The Rydberg constant is$1.091 \times {10^{ - 7}}m$.
For most limited frequency in Lyman arrangement, the energy contrast in two states demonstrating change should be greatest.
Thus,
$\Rightarrow$ $\dfrac{1}{\lambda } = {R_H}\left( {\dfrac{1}{{{1^2}}} - \dfrac{1}{{{2^2}}}} \right)$
$\Rightarrow$ $\lambda = \dfrac{4}{3} \times \dfrac{1}{{{R_H}}}$
We can substitute the given value we get,
$ \Rightarrow \lambda = \dfrac{4}{{3 \times 1.091 \times {{10}^{ - 7}}m}}$
$\lambda = 1215.7{A^ \circ }$

Note:
We have to remember that a hydrogen molecule consists of an electron circling its core. The electromagnetic power between the electron and the atomic proton prompts a bunch of quantum states for the electron, each with its own energy. These states were envisioned by the Bohr model of the hydrogen atom as being particular circles around the core. Every energy state, or circle, is assigned by a number n. The Bohr model was later supplanted by quantum mechanics in which the electron possesses a nuclear orbital as opposed to a circle, yet the permitted energy levels of the hydrogen particle continued as before as in the prior hypothesis.

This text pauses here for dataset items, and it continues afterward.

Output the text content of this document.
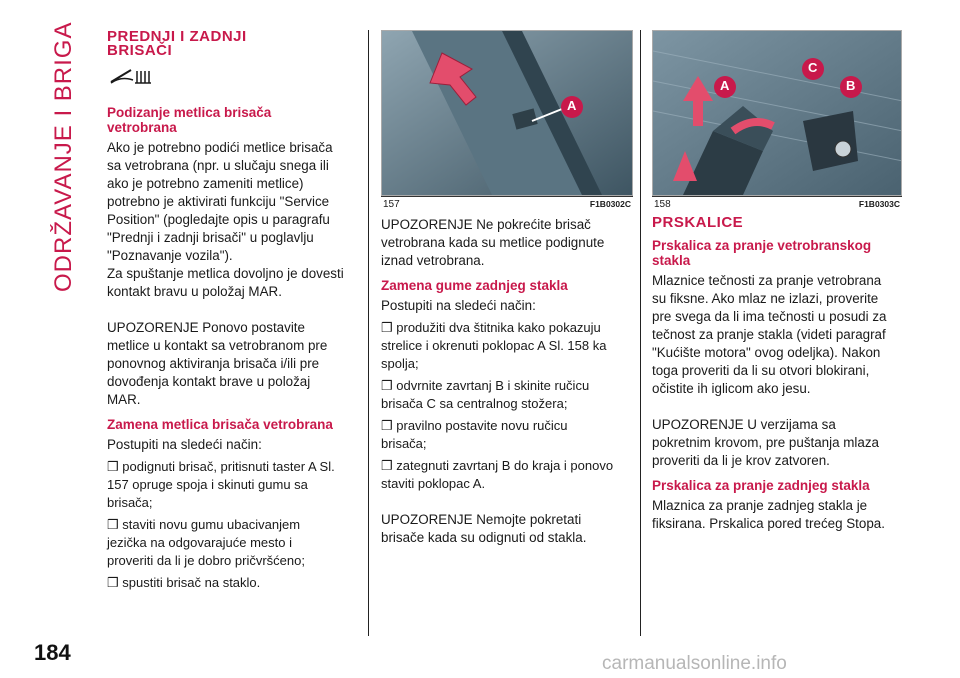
ODRŽAVANJE I BRIGA
184	carmanualsonline.info
PREDNJI I ZADNJI
BRISAČI
Podizanje metlica brisača
vetrobrana

Ako je potrebno podići metlice brisača
sa vetrobrana (npr. u slučaju snega ili
ako je potrebno zameniti metlice)
potrebno je aktivirati funkciju "Service
Position" (pogledajte opis u paragrafu
"Prednji i zadnji brisači" u poglavlju
"Poznavanje vozila").
Za spuštanje metlica dovoljno je dovesti
kontakt bravu u položaj MAR.

UPOZORENJE Ponovo postavite
metlice u kontakt sa vetrobranom pre
ponovnog aktiviranja brisača i/ili pre
dovođenja kontakt brave u položaj
MAR.

Zamena metlica brisača vetrobrana

Postupiti na sledeći način:

❒ podignuti brisač, pritisnuti taster A Sl.
157 opruge spoja i skinuti gumu sa
brisača;

❒ staviti novu gumu ubacivanjem
jezička na odgovarajuće mesto i
proveriti da li je dobro pričvršćeno;

❒ spustiti brisač na staklo.

A
157	F1B0302C

UPOZORENJE Ne pokrećite brisač
vetrobrana kada su metlice podignute
iznad vetrobrana.

Zamena gume zadnjeg stakla

Postupiti na sledeći način:

❒ produžiti dva štitnika kako pokazuju
strelice i okrenuti poklopac A Sl. 158 ka
spolja;

❒ odvrnite zavrtanj B i skinite ručicu
brisača C sa centralnog stožera;

❒ pravilno postavite novu ručicu
brisača;

❒ zategnuti zavrtanj B do kraja i ponovo
staviti poklopac A.

UPOZORENJE Nemojte pokretati
brisače kada su odignuti od stakla.

A
C
B
158	F1B0303C
PRSKALICE
Prskalica za pranje vetrobranskog
stakla

Mlaznice tečnosti za pranje vetrobrana
su fiksne. Ako mlaz ne izlazi, proverite
pre svega da li ima tečnosti u posudi za
tečnost za pranje stakla (videti paragraf
"Kućište motora" ovog odeljka). Nakon
toga proveriti da li su otvori blokirani,
očistite ih iglicom ako jesu.

UPOZORENJE U verzijama sa
pokretnim krovom, pre puštanja mlaza
proveriti da li je krov zatvoren.

Prskalica za pranje zadnjeg stakla

Mlaznica za pranje zadnjeg stakla je
fiksirana. Prskalica pored trećeg Stopa.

Ghastly emanation happens when an electron advances, or bounces, from a higher energy state to a lower energy state. To recognize the two expressions, the lower energy state is normally assigned as n′, and the higher energy state is assigned as n. The energy of a produced photon relates to the energy contrast between the two states. Since the energy of each state is fixed, the energy contrast between them is fixed, and the progress will consistently create a photon with a similar energy.